I'm not sure what you mean by a "measured" state. You have an entangled state. E.g:
$$\frac 1 {\sqrt 2}(|\uparrow \downarrow \rangle + |\downarrow \uparrow \rangle)$$
In this state neither particle has a (edit) pure single-particle state; the system has not been "measured" (although you could say it must have been prepared in this state); if you measure either particle you break the entanglement and the state becomes (after measurement) either $|\uparrow \downarrow \rangle$ or $|\downarrow \uparrow \rangle$.

Ok, so what I mean is, if we get $|\uparrow \downarrow \rangle$ as an outcome, do we interpret that as $|\uparrow \rangle$ is what is measured by A, and $|\downarrow \rangle$ is the state of B, or as $|\downarrow \rangle$ is what is measured by B, and $|\uparrow \rangle$ is the state of A?

 

[PeroK]

Ok, so what I mean is, if we get $|\uparrow \downarrow \rangle$ as an outcome, do we interpret that as $|\uparrow \rangle$ is what is measured by A, and $|\downarrow \rangle$ is the state of B, or as $|\downarrow \rangle$ is what is measured by B, and $|\uparrow \rangle$ is the state of A?

How do you get an outcome without doing a measurement?

 

[entropy1]

How do you get an outcome without doing a measurement?

Because if the basises of A an B differ, and A measures outcome $|\uparrow \rangle$, then B can't measure outcome $|\downarrow \rangle$.

 

[PeroK]

Because if the basises of A an B differ, and A measures outcome $|\uparrow \rangle$, then B can't measure outcome $|\downarrow \rangle$.

If A and B measure spin about the different axes, then the final state will not be up or down in the z-basis, but up or down in the directions of measurement (with the appropriate statistical correlation).

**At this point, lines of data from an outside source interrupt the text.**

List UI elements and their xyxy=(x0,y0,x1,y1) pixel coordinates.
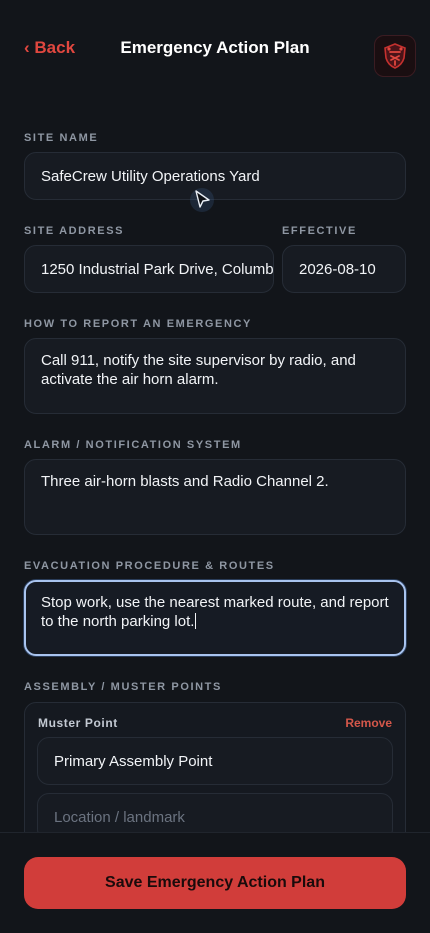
text-caret xyxy=(195,613,197,629)
site-address-input[interactable]: 1250 Industrial Park Drive, Columbus xyxy=(24,245,274,293)
remove-muster-point-button[interactable]: Remove xyxy=(345,716,392,730)
report-label: HOW TO REPORT AN EMERGENCY xyxy=(24,318,252,330)
site-name-label: SITE NAME xyxy=(24,132,99,144)
shield-logo-icon[interactable] xyxy=(374,35,416,77)
save-plan-button[interactable]: Save Emergency Action Plan xyxy=(24,857,406,909)
report-textarea[interactable]: Call 911, notify the site supervisor by … xyxy=(24,338,406,414)
evacuation-text: Stop work, use the nearest marked route,… xyxy=(41,594,389,630)
app-header: ‹ Back Emergency Action Plan xyxy=(0,0,430,96)
alarm-textarea[interactable]: Three air-horn blasts and Radio Channel … xyxy=(24,459,406,535)
alarm-label: ALARM / NOTIFICATION SYSTEM xyxy=(24,439,242,451)
evacuation-label: EVACUATION PROCEDURE & ROUTES xyxy=(24,560,275,572)
assembly-label: ASSEMBLY / MUSTER POINTS xyxy=(24,681,222,693)
page-title: Emergency Action Plan xyxy=(120,38,310,57)
muster-point-title: Muster Point xyxy=(38,716,118,730)
site-name-input[interactable]: SafeCrew Utility Operations Yard xyxy=(24,152,406,200)
muster-point-name-input[interactable]: Primary Assembly Point xyxy=(37,737,393,785)
site-address-label: SITE ADDRESS xyxy=(24,225,125,237)
effective-label: EFFECTIVE xyxy=(282,225,357,237)
footer-bar: Save Emergency Action Plan xyxy=(0,832,430,933)
evacuation-textarea[interactable]: Stop work, use the nearest marked route,… xyxy=(24,580,406,656)
effective-date-input[interactable]: 2026-08-10 xyxy=(282,245,406,293)
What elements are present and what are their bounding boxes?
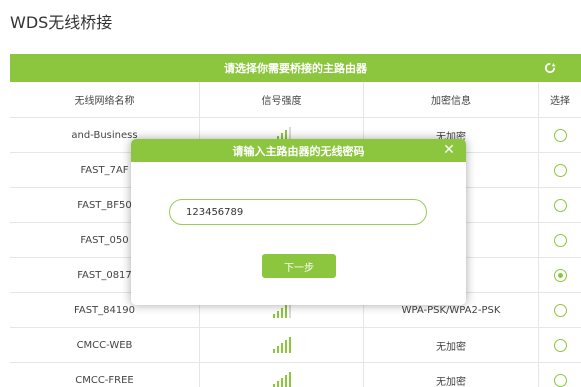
select-cell xyxy=(539,223,581,257)
select-radio[interactable] xyxy=(553,233,567,247)
select-radio[interactable] xyxy=(553,163,567,177)
select-cell xyxy=(539,328,581,362)
close-icon[interactable]: ✕ xyxy=(442,143,456,157)
column-headers: 无线网络名称 信号强度 加密信息 选择 xyxy=(10,82,581,118)
table-header-bar: 请选择你需要桥接的主路由器 xyxy=(10,54,581,82)
signal-bars-icon xyxy=(272,372,291,387)
select-radio[interactable] xyxy=(553,303,567,317)
select-cell xyxy=(539,188,581,222)
next-button[interactable]: 下一步 xyxy=(262,254,336,278)
signal-cell xyxy=(200,363,364,387)
col-header-ssid: 无线网络名称 xyxy=(10,82,200,117)
signal-cell xyxy=(200,328,364,362)
col-header-security: 加密信息 xyxy=(364,82,539,117)
select-cell xyxy=(539,363,581,387)
col-header-select: 选择 xyxy=(550,96,570,107)
col-header-signal: 信号强度 xyxy=(200,82,364,117)
refresh-icon[interactable] xyxy=(543,61,557,75)
page-title: WDS无线桥接 xyxy=(10,13,113,32)
dialog-title: 请输入主路由器的无线密码 xyxy=(232,144,365,158)
select-radio[interactable] xyxy=(553,268,567,282)
table-row: CMCC-FREE 无加密 xyxy=(10,363,581,387)
signal-bars-icon xyxy=(272,337,291,353)
select-cell xyxy=(539,153,581,187)
select-cell xyxy=(539,293,581,327)
select-radio[interactable] xyxy=(553,198,567,212)
select-radio[interactable] xyxy=(553,128,567,142)
password-dialog: 请输入主路由器的无线密码 ✕ 下一步 xyxy=(131,139,466,305)
security-cell: 无加密 xyxy=(364,363,539,387)
ssid-cell: CMCC-FREE xyxy=(10,363,200,387)
password-input[interactable] xyxy=(169,199,427,225)
select-radio[interactable] xyxy=(553,373,567,387)
select-cell xyxy=(539,258,581,292)
security-cell: 无加密 xyxy=(364,328,539,362)
table-row: CMCC-WEB 无加密 xyxy=(10,328,581,363)
select-radio[interactable] xyxy=(553,338,567,352)
select-cell xyxy=(539,118,581,152)
dialog-header: 请输入主路由器的无线密码 ✕ xyxy=(131,139,466,162)
table-header-prompt: 请选择你需要桥接的主路由器 xyxy=(224,62,367,75)
ssid-cell: CMCC-WEB xyxy=(10,328,200,362)
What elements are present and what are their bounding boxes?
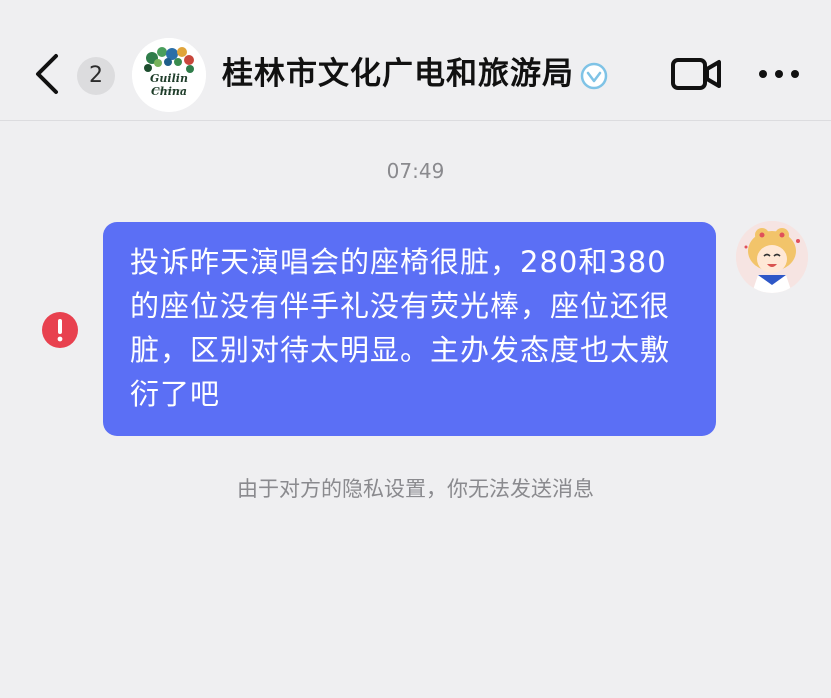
contact-avatar[interactable]: Guilin China — [132, 38, 206, 112]
verified-icon — [580, 62, 608, 90]
my-avatar[interactable] — [736, 221, 808, 293]
chat-header: 2 Guilin China 桂林市文化广电和旅游局 — [0, 0, 831, 121]
chevron-left-icon — [36, 54, 58, 94]
more-options-button[interactable] — [757, 63, 801, 85]
back-button[interactable] — [30, 52, 66, 96]
privacy-notice: 由于对方的隐私设置，你无法发送消息 — [237, 477, 594, 501]
avatar-logo-text: Guilin China — [150, 72, 188, 98]
message-bubble[interactable]: 投诉昨天演唱会的座椅很脏，280和380的座位没有伴手礼没有荧光棒，座位还很脏，… — [103, 222, 716, 436]
message-timestamp: 07:49 — [386, 159, 445, 183]
unread-count-badge[interactable]: 2 — [77, 57, 115, 95]
chat-screen: 2 Guilin China 桂林市文化广电和旅游局 07:49 投诉昨天演唱会… — [0, 0, 831, 698]
video-call-button[interactable] — [670, 56, 722, 92]
chat-title: 桂林市文化广电和旅游局 — [222, 56, 574, 92]
video-camera-icon — [671, 58, 721, 90]
more-dots-icon — [759, 70, 799, 78]
anime-avatar-icon — [736, 221, 808, 293]
send-failed-icon[interactable] — [41, 311, 79, 349]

Note that the initial state could have equally been described in any basis.

 

[DrClaude]

Ok, so what I mean is, if we get $|\uparrow \downarrow \rangle$ as an outcome, do we interpret that as $|\uparrow \rangle$ is what is measured by A, and $|\downarrow \rangle$ is the state of B, or as $|\downarrow \rangle$ is what is measured by B, and $|\uparrow \rangle$ is the state of A?

There is no difference. The state after measurement is $|\uparrow \downarrow \rangle$ without regards to who performed the measurement first. This is also compatible with special relativity, in that different observers will not agree on who of A and B measured their particle first, but the result is still the same.

 

[entropy1]

There is no difference. The state after measurement is $|\uparrow \downarrow \rangle$ without regards to who performed the measurement first. This is also compatible with special relativity, in that different observers will not agree on who of A and B measured their particle first, but the result is still the same.

Ok, so to me that appears like not really precisely signified.

 

[DrClaude]

The state after measurement is $|\uparrow \downarrow \rangle$ without regards to who performed the measurement first.

I forgot to add that this extends to the case where one performs a measurement but not the other.

 

[Nugatory]

Ok, so what I mean is, if we get $|\uparrow \downarrow \rangle$ as an outcome, do we interpret that as $|\uparrow \rangle$ is what is measured by A, and $|\downarrow \rangle$ is the state of B, or as $|\downarrow \rangle$ is what is measured by B, and $|\uparrow \rangle$ is the state of A?

Look at post #20 again... the answer to this exact question is there in the last two sentences.